Quantum entanglement swapping between two multipartite entangled states

TL;DR

This paper reports an experimental demonstration of entanglement swapping between two independent multipartite entangled states, advancing quantum network capabilities by merging complex entangled states through joint measurements and classical feedforward.

Contribution

It presents the first experimental realization of entanglement swapping between two multipartite GHZ states, including a hybrid GHZ-EPR state, with analysis of transmission loss effects.

Findings

Successful entanglement swapping between two tripartite GHZ states.

Implementation of entanglement swapping between GHZ and EPR states.
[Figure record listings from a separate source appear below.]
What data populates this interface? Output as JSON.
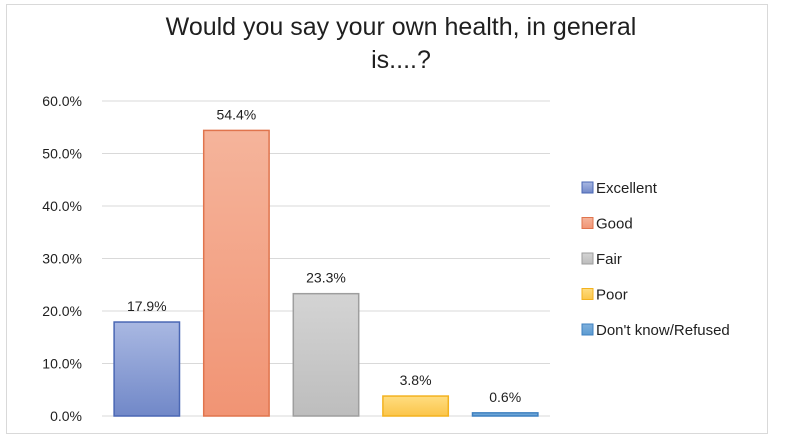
{
  "chart_data": {
    "type": "bar",
    "title_lines": [
      "Would you say your own health, in general",
      "is....?"
    ],
    "categories": [
      "Excellent",
      "Good",
      "Fair",
      "Poor",
      "Don't know/Refused"
    ],
    "values": [
      17.9,
      54.4,
      23.3,
      3.8,
      0.6
    ],
    "data_labels": [
      "17.9%",
      "54.4%",
      "23.3%",
      "3.8%",
      "0.6%"
    ],
    "colors": [
      {
        "fill_top": "#a9b8e2",
        "fill_bottom": "#7188c8",
        "stroke": "#4a67b4"
      },
      {
        "fill_top": "#f5b49b",
        "fill_bottom": "#f19474",
        "stroke": "#e0744d"
      },
      {
        "fill_top": "#d4d4d4",
        "fill_bottom": "#bdbdbd",
        "stroke": "#9e9e9e"
      },
      {
        "fill_top": "#ffdd80",
        "fill_bottom": "#fbc54a",
        "stroke": "#f3b21f"
      },
      {
        "fill_top": "#7fb0dc",
        "fill_bottom": "#5c9bd2",
        "stroke": "#3f81c0"
      }
    ],
    "y_ticks": [
      "0.0%",
      "10.0%",
      "20.0%",
      "30.0%",
      "40.0%",
      "50.0%",
      "60.0%"
    ],
    "ylim": [
      0,
      60
    ],
    "grid": true,
    "legend": {
      "position": "right",
      "entries": [
        "Excellent",
        "Good",
        "Fair",
        "Poor",
        "Don't know/Refused"
      ]
    }
  }
}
Analysis of entanglement robustness under transmission loss.

Abstract

Quantum entanglement swapping is one of the most promising ways to realize the quantum connection among local quantum nodes. In this Letter, we present an experimental demonstration of the entanglement swapping between two independent multipartite entangled states, each of which involves a tripartite Greenberger-Horne-Zeilinger (GHZ) entangled state of an optical field. The entanglement swapping is implemented deterministically by means of a joint measurement on two optical modes coming from the two multipartite entangled states respectively and the classical feedforward of the measurement results. After entanglement swapping the two independent multipartite entangled states are merged into a large entangled state in which all unmeasured quantum modes are entangled. The entanglement swapping between a tripartite GHZ state and an Einstein-Podolsky-Rosen entangled state is also demonstrated and the dependence of the resultant entanglement on transmission loss is investigated. The presented experiment provides a feasible technical reference for constructing more complicated quantum networks.